El pensador bíblico, autor del libro de la Sabiduría, parte de un principio: Dios es creador y ha puesto un telos, un fin para todo lo creado: entrar en comunión de vida y amor con Él. Sus acciones manifiestan esta intención y buscan, a través del ejercicio de la justicia, orientar todas las cosas y todos los seres a esta permanente comunión. En este sentido, la vida del hombre, con todo y sus desaciertos, sus caminos truncados, el dolor y el sufrimiento padecido e infringido a los demás, tiene una finalidad, un sentido. Por lo tanto, creemos que no somos seres arrojados al mundo para sobrevivir, sino que Dios nos ha puesto en este mundo con una intención, poco clara o invisible a veces, pero siempre posible de ser encontrada o construida.

En el evangelio de Mateo que escuchamos hoy, los sirvientes se preguntan qué hacer con la cizaña que crece al lado del trigo. Es una pregunta en forma con respecto al mal: ¿eliminarlo o dejarlo? El pasaje da por sentado la existencia del mal y su presencia junto a la bondad o el bien como parte del misterio de la vida humana ¿Cuál es el límite de una y de otra? ¿dónde termina el bien y empieza el mal? ¿cómo eliminar el mal sin hacerle daño al bien? 

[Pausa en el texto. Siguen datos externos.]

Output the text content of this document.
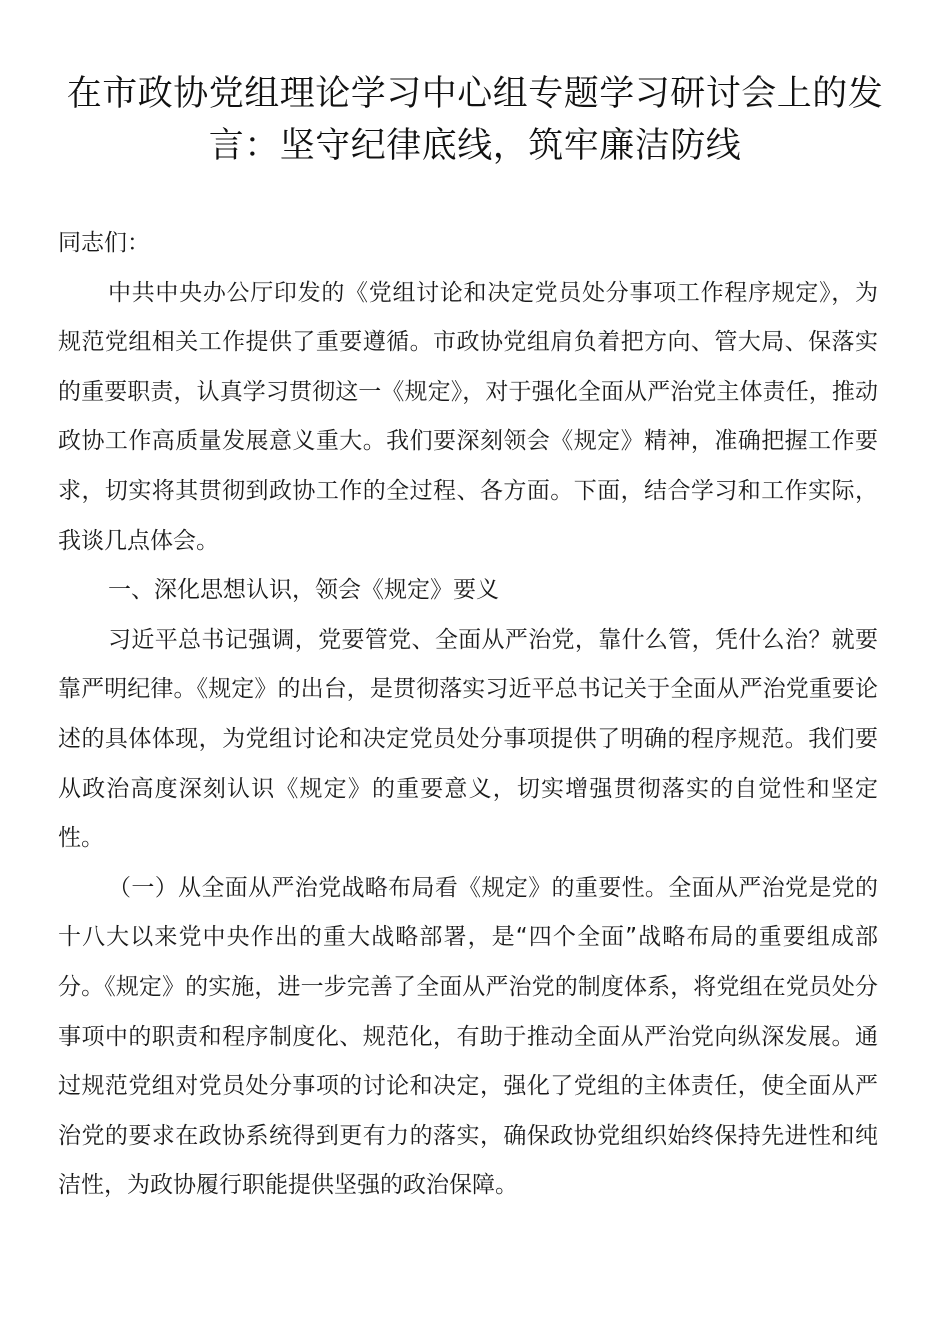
在市政协党组理论学习中心组专题学习研讨会上的发言：坚守纪律底线，筑牢廉洁防线

同志们：

中共中央办公厅印发的《党组讨论和决定党员处分事项工作程序规定》，为规范党组相关工作提供了重要遵循。市政协党组肩负着把方向、管大局、保落实的重要职责，认真学习贯彻这一《规定》，对于强化全面从严治党主体责任，推动政协工作高质量发展意义重大。我们要深刻领会《规定》精神，准确把握工作要求，切实将其贯彻到政协工作的全过程、各方面。下面，结合学习和工作实际，我谈几点体会。

一、深化思想认识，领会《规定》要义

习近平总书记强调，党要管党、全面从严治党，靠什么管，凭什么治？就要靠严明纪律。《规定》的出台，是贯彻落实习近平总书记关于全面从严治党重要论述的具体体现，为党组讨论和决定党员处分事项提供了明确的程序规范。我们要从政治高度深刻认识《规定》的重要意义，切实增强贯彻落实的自觉性和坚定性。

（一）从全面从严治党战略布局看《规定》的重要性。全面从严治党是党的十八大以来党中央作出的重大战略部署，是“四个全面”战略布局的重要组成部分。《规定》的实施，进一步完善了全面从严治党的制度体系，将党组在党员处分事项中的职责和程序制度化、规范化，有助于推动全面从严治党向纵深发展。通过规范党组对党员处分事项的讨论和决定，强化了党组的主体责任，使全面从严治党的要求在政协系统得到更有力的落实，确保政协党组织始终保持先进性和纯洁性，为政协履行职能提供坚强的政治保障。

Aunque la respuesta parece definitiva, no cierra el camino de la comprensión, tal vez porque el Señor entiende que, a pesar de ser creaturas de Dios salidas de su voluntad bondadosa y amorosa, todos y todas, de alguna u otra manera, compartimos la experiencia del mal. Por lo tanto, eliminar la cizaña pone en riesgo el crecimiento del trigo. El momento final llegará para cortar y separar, para ver con claridad y comprender.

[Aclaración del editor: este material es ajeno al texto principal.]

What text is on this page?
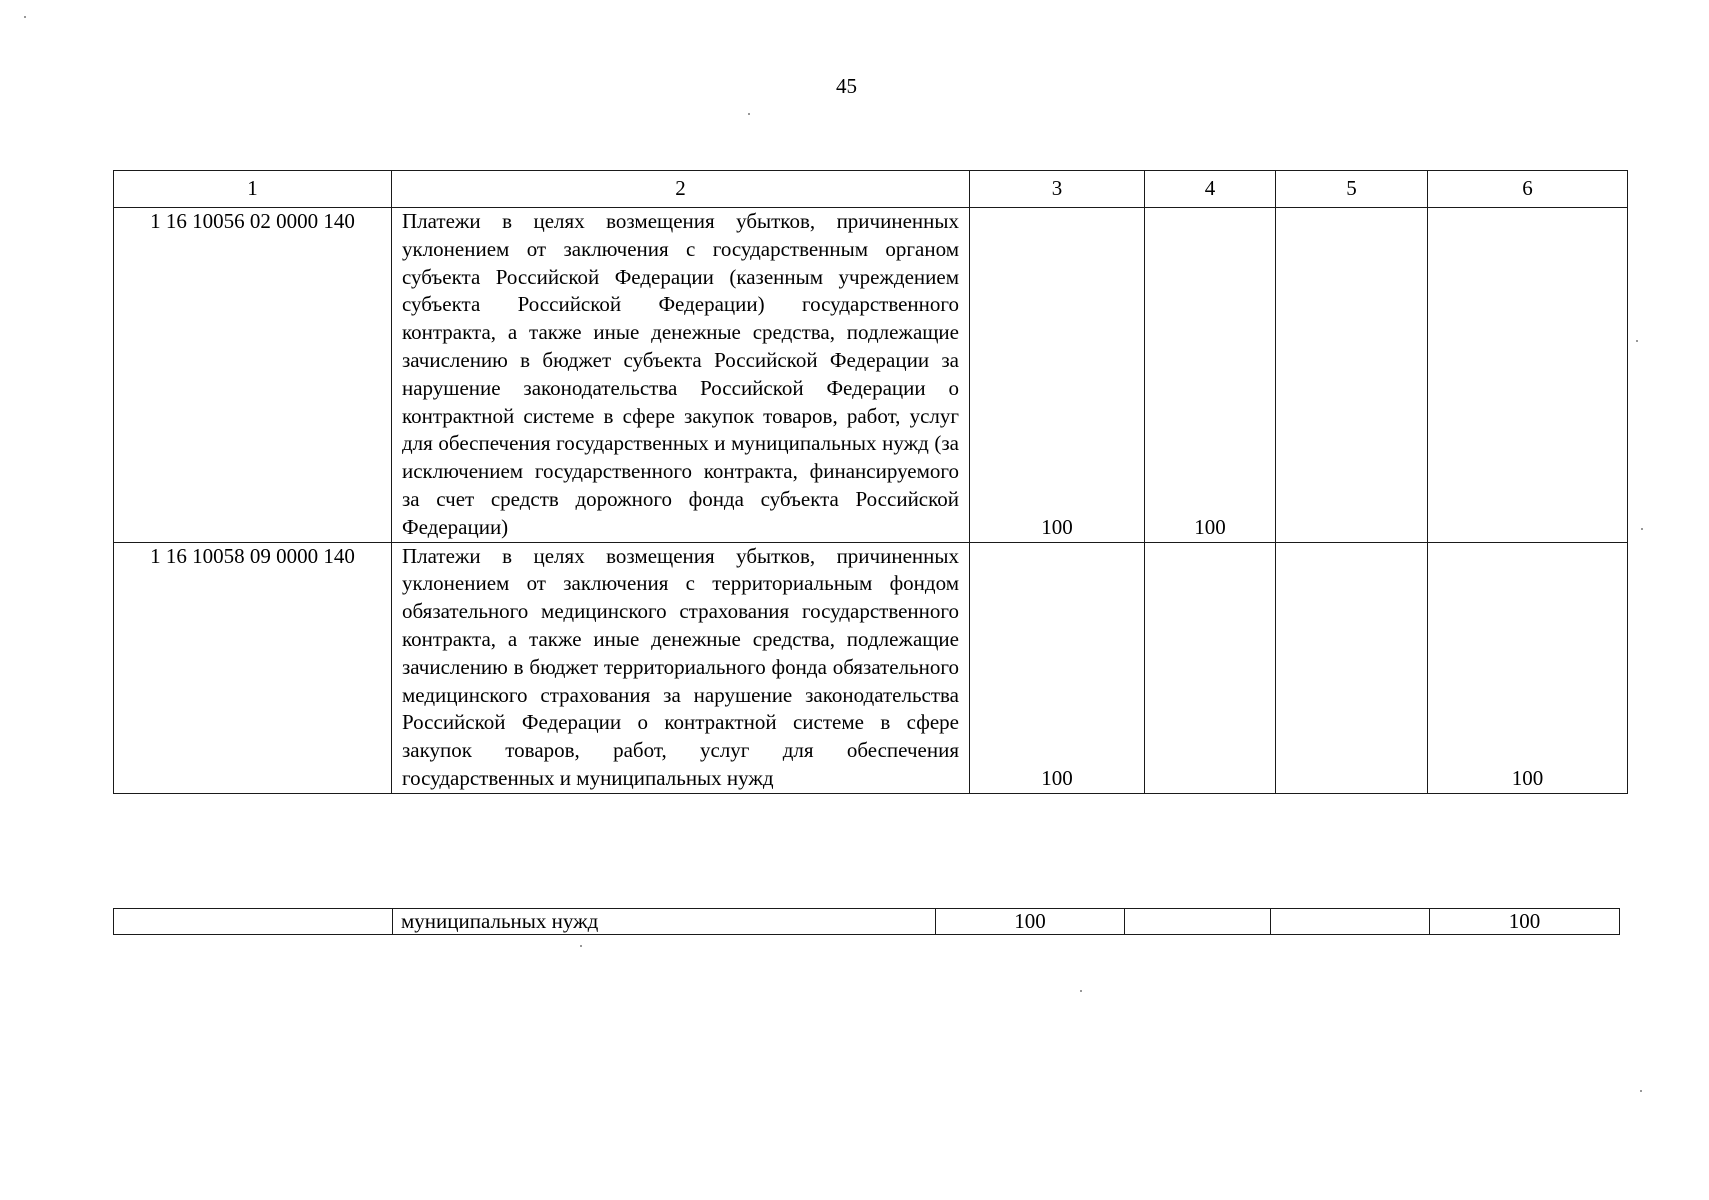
45
1	2	3	4	5	6
1 16 10056 02 0000 140	Платежи в целях возмещения убытков, причиненных уклонением от заключения с государственным органом субъекта Российской Федерации (казенным учреждением субъекта Российской Федерации) государственного контракта, а также иные денежные средства, подлежащие зачислению в бюджет субъекта Российской Федерации за нарушение законодательства Российской Федерации о контрактной системе в сфере закупок товаров, работ, услуг для обеспечения государственных и муниципальных нужд (за исключением государственного контракта, финансируемого за счет средств дорожного фонда субъекта Российской Федерации)	100	100		
1 16 10058 09 0000 140	Платежи в целях возмещения убытков, причиненных уклонением от заключения с территориальным фондом обязательного медицинского страхования государственного контракта, а также иные денежные средства, подлежащие зачислению в бюджет территориального фонда обязательного медицинского страхования за нарушение законодательства Российской Федерации о контрактной системе в сфере закупок товаров, работ, услуг для обеспечения государственных и муниципальных нужд	100			100
	муниципальных нужд	100			100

Nos reconocemos entonces como un campo sembrado, donde abunda el trigo, pero también donde crece la maleza. El Señor nos invita a no apresurarnos para hacer un juicio definitivo sobre el mal, o los malos, porque al hacerlo ponemos nuestro propio crecimiento y la posibilidad de transformación que nos acompaña a todos. Al final, nos estaríamos condenando a nosotros mismos.  

Cabe anotar que la experiencia del mal es desbordante. La invitación a no hacer juicios apresurados no proscribe el desahogo. Job es maestro en ello, buscó respuestas en sus amigos y no las encontró. Dios lo acompañó en su asomo a la inmensidad de su obra llena de preguntas infinitas. Jesús buscó respuestas a su dolor en su Padre pero tuvo que beber la amarga copa del sufrimiento. También Dios le respondió desde el silencio y la oscuridad. Esto también hace parte de la dinámica del misterio. 

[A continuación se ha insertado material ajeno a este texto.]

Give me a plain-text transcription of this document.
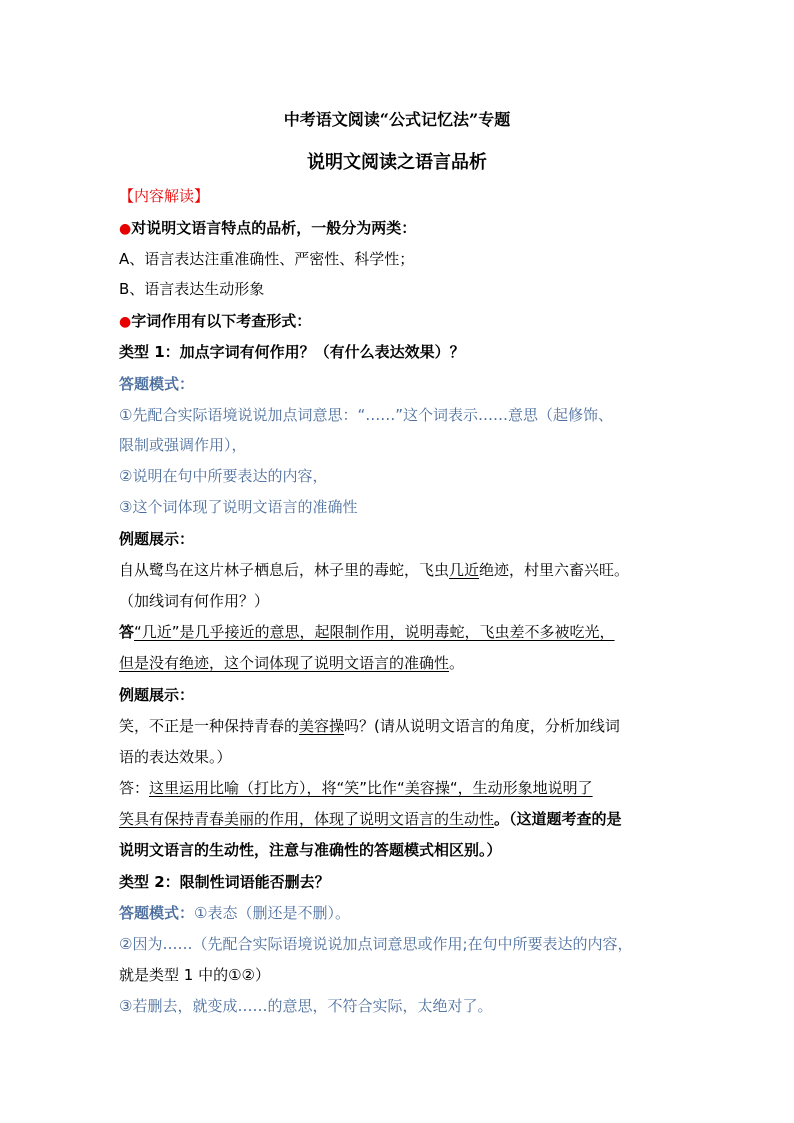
中考语文阅读“公式记忆法”专题
说明文阅读之语言品析
【内容解读】
●对说明文语言特点的品析，一般分为两类：
A、语言表达注重准确性、严密性、科学性；
B、语言表达生动形象
●字词作用有以下考查形式：
类型 1：加点字词有何作用？（有什么表达效果）？
答题模式：
①先配合实际语境说说加点词意思：“……”这个词表示……意思（起修饰、
限制或强调作用），
②说明在句中所要表达的内容，
③这个词体现了说明文语言的准确性
例题展示：
自从鹭鸟在这片林子栖息后，林子里的毒蛇，飞虫几近绝迹，村里六畜兴旺。
（加线词有何作用？）
答“几近”是几乎接近的意思，起限制作用，说明毒蛇，飞虫差不多被吃光，
但是没有绝迹，这个词体现了说明文语言的准确性。
例题展示：
笑，不正是一种保持青春的美容操吗？(请从说明文语言的角度，分析加线词
语的表达效果。）
答：这里运用比喻（打比方），将“笑”比作“美容操“，生动形象地说明了
笑具有保持青春美丽的作用，体现了说明文语言的生动性。（这道题考查的是
说明文语言的生动性，注意与准确性的答题模式相区别。）
类型 2：限制性词语能否删去？
答题模式：①表态（删还是不删）。
②因为……（先配合实际语境说说加点词意思或作用;在句中所要表达的内容，
就是类型 1 中的①②）
③若删去，就变成……的意思，不符合实际，太绝对了。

Al asomarnos a la vida humana, de nuestra propia vida, nos damos cuenta cómo en nuestro interior, como en el baúl de mi abuela, habitan muchas cosas que le dan forma concreta a nuestro ser.  Nos podemos acercar al misterio, incluso contemplarlo, pero siempre comprendiendo la distancia insalvable, y frente a esa distancia sobrecogedora nos embarga el silencio y la reverencia. No llamamos misterio, como algunos creen, a nuestra ignorancia, sino más bien a la comprensión de no comprenderlo todo, el saber de no saber y no sabernos. Solo con el paso del tiempo, sin apresuramientos, podemos valorarlas en su justa medida y determinar qué queremos conservar y qué debemos desechar. Al final, podremos contemplar el sentido profundo de nuestra existencia y hacer un juicio desde el amor.